The wall was made from white cement. A picture was painted onto it in black and white, showing a scarf-wearing thug, violence in his eyes, preparing to throw a bunch of flowers. Ben had seen it before, but only in books and on screens. “Incredible,” he said. “I thought the wall was destroyed. Jerusalem, was it?”

“It was,” Richard said. “Terrible business. But fortunately for us, some industrious so-and-so had the bright idea to scan it just in time. It was a few years ago now.”

“I thought the flowers were more colourful,” Ben said.

“They were, originally. But that’s the nature of outdoor pieces, I suppose. By the time they did the scan, the colours had faded.”

For a few minutes, they stood in silence.

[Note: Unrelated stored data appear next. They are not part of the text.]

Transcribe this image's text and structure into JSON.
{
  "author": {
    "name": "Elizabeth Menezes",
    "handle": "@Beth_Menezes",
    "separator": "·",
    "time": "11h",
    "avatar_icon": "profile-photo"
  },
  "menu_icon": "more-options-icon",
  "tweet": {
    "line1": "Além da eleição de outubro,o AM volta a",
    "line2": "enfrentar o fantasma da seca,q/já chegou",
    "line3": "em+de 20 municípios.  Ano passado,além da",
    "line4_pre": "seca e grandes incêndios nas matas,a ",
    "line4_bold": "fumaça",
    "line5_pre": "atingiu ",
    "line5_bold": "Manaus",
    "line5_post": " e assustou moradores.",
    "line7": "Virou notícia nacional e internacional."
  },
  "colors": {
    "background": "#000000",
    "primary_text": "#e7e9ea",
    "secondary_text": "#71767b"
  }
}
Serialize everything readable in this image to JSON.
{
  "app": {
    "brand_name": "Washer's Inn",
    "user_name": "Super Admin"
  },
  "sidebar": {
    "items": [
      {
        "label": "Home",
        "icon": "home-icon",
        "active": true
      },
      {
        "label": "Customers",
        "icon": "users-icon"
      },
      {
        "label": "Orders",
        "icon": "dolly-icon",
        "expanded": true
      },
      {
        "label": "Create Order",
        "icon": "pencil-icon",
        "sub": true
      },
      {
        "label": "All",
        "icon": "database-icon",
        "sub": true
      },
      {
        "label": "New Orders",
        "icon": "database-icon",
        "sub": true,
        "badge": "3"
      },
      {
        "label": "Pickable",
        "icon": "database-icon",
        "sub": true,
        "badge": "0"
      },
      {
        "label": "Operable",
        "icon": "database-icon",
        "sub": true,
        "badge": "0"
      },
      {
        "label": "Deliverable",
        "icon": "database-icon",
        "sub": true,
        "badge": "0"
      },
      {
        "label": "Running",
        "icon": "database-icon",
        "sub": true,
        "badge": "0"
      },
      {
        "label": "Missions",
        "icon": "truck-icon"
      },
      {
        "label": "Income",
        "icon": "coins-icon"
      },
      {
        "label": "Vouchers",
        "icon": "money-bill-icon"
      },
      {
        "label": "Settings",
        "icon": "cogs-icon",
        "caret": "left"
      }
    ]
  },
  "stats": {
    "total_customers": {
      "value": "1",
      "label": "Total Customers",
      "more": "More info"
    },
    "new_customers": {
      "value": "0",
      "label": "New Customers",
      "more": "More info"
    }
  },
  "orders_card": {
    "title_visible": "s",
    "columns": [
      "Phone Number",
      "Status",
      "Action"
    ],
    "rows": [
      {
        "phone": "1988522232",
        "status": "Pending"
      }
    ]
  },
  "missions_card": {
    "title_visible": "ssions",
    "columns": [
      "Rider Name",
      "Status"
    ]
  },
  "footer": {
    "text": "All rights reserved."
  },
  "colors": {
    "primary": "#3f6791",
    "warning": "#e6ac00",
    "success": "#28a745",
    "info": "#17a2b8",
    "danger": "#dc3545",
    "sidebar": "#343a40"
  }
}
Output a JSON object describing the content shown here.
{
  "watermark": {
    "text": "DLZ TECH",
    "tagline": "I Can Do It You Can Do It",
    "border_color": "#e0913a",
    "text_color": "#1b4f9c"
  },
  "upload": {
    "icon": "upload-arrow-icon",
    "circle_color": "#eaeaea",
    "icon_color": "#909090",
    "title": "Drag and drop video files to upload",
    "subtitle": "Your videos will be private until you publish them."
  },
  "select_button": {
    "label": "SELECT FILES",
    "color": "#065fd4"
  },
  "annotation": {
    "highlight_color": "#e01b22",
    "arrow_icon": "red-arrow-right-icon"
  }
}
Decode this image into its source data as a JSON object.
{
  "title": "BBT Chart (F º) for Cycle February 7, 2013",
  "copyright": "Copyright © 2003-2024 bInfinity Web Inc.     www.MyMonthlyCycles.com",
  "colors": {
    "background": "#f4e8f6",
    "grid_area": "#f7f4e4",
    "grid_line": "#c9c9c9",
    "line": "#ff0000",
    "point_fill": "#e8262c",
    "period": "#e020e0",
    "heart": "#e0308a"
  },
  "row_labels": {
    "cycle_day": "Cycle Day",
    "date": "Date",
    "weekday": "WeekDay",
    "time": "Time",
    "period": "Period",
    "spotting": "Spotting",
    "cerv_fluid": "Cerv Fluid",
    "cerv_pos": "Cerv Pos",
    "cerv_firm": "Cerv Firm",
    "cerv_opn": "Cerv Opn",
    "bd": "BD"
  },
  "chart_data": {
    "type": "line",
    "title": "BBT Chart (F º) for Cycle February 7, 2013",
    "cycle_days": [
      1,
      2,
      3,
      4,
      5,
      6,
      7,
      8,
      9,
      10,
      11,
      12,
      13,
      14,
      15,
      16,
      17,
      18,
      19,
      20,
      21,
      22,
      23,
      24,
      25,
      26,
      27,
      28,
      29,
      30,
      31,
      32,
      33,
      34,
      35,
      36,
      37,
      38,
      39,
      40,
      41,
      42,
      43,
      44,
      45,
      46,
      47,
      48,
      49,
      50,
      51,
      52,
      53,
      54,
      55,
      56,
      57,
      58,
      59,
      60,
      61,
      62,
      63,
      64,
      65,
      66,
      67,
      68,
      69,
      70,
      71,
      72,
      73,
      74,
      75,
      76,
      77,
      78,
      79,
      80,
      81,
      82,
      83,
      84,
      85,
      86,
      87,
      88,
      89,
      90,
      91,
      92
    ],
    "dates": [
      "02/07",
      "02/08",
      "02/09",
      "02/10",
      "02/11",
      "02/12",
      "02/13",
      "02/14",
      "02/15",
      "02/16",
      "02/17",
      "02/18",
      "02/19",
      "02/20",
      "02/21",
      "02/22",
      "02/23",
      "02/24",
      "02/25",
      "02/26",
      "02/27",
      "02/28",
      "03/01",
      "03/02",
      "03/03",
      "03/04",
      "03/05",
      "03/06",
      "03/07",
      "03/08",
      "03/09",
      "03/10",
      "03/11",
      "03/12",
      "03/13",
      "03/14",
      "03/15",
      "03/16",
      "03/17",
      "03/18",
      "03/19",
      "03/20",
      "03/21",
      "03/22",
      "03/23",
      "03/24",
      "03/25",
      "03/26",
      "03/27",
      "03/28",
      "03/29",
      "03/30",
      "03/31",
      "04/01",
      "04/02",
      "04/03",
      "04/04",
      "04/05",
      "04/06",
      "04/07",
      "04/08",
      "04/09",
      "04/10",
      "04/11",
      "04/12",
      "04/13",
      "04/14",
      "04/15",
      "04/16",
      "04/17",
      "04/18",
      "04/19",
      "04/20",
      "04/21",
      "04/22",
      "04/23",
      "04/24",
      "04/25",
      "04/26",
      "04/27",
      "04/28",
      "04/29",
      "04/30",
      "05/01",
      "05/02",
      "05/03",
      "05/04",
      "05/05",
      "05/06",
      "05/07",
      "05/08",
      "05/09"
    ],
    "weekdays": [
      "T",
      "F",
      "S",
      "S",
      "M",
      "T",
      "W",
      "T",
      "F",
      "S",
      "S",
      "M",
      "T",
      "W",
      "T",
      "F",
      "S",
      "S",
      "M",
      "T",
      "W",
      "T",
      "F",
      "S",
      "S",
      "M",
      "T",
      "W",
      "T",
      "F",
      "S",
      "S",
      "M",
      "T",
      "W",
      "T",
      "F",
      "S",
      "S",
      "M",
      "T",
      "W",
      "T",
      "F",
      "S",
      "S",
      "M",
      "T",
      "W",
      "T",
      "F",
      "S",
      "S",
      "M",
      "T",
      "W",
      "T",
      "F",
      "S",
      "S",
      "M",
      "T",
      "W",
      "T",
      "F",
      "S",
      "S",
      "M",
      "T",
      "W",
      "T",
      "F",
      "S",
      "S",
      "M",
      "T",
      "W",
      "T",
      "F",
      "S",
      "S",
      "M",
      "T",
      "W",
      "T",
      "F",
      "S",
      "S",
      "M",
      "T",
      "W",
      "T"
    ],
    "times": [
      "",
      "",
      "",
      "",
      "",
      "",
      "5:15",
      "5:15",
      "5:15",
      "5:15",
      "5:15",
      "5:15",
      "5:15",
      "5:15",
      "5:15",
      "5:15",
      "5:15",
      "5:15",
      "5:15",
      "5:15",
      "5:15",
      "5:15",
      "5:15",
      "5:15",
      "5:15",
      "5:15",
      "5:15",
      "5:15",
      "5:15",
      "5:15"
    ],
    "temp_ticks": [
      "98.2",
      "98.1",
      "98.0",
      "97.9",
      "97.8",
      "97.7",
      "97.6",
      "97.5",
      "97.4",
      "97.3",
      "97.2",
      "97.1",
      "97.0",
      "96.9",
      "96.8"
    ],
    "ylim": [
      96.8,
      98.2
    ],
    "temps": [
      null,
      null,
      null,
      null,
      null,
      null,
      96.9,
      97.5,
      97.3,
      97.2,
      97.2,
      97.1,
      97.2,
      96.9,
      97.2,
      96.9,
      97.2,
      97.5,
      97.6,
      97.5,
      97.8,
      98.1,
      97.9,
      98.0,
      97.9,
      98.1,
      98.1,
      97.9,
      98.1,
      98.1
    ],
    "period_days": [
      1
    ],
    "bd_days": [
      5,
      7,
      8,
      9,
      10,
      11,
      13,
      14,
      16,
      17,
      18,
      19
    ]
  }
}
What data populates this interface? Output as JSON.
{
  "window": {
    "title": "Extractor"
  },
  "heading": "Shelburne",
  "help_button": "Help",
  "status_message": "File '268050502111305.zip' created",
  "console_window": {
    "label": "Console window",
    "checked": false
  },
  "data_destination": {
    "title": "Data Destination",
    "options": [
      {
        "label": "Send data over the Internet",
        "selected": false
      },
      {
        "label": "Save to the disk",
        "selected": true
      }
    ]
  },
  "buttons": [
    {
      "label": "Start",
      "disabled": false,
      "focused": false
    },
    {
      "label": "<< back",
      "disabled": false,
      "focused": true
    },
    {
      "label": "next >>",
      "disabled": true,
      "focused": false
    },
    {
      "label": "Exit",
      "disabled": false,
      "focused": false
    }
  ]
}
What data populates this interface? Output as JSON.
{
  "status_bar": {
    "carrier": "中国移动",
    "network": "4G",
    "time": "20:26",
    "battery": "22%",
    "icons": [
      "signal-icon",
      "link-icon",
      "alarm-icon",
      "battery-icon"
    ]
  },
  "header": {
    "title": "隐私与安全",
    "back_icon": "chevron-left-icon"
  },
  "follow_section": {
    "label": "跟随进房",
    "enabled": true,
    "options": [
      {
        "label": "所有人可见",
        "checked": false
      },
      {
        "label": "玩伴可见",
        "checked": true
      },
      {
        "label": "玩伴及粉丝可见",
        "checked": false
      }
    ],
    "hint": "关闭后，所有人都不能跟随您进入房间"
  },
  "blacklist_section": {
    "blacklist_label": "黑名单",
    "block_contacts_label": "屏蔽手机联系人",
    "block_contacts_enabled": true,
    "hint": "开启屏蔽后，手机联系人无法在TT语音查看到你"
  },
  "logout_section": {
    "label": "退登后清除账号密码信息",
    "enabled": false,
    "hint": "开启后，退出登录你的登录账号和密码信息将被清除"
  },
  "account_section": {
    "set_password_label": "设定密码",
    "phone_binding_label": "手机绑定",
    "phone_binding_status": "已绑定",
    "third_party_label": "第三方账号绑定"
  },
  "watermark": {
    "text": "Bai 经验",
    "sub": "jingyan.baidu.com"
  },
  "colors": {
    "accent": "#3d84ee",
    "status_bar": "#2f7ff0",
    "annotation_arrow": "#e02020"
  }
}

Ben could still hear the low hum of the cicadas in the distance. He walked back and forth next to the wall, taking in the picture from different angles.

“Did you hear about the incident with the Van Gogh the other day?” Richard said, breaking the silence.

“No?”

“Well you know what the estate is like. Very tetchy about who gets their hands on the paintings. A private collector put one of the wheat field pieces up for auction, list price of a few million. It was in the high security vault at Sotheby’s, but even still, someone managed to break in and pilfer it. The scans were available on the internet within hours, and the auction had to be cancelled. The scoundrels actually returned the painting a few days later, but by that point it was practically worthless. And of course there was no way of telling whether or not it was really the original.”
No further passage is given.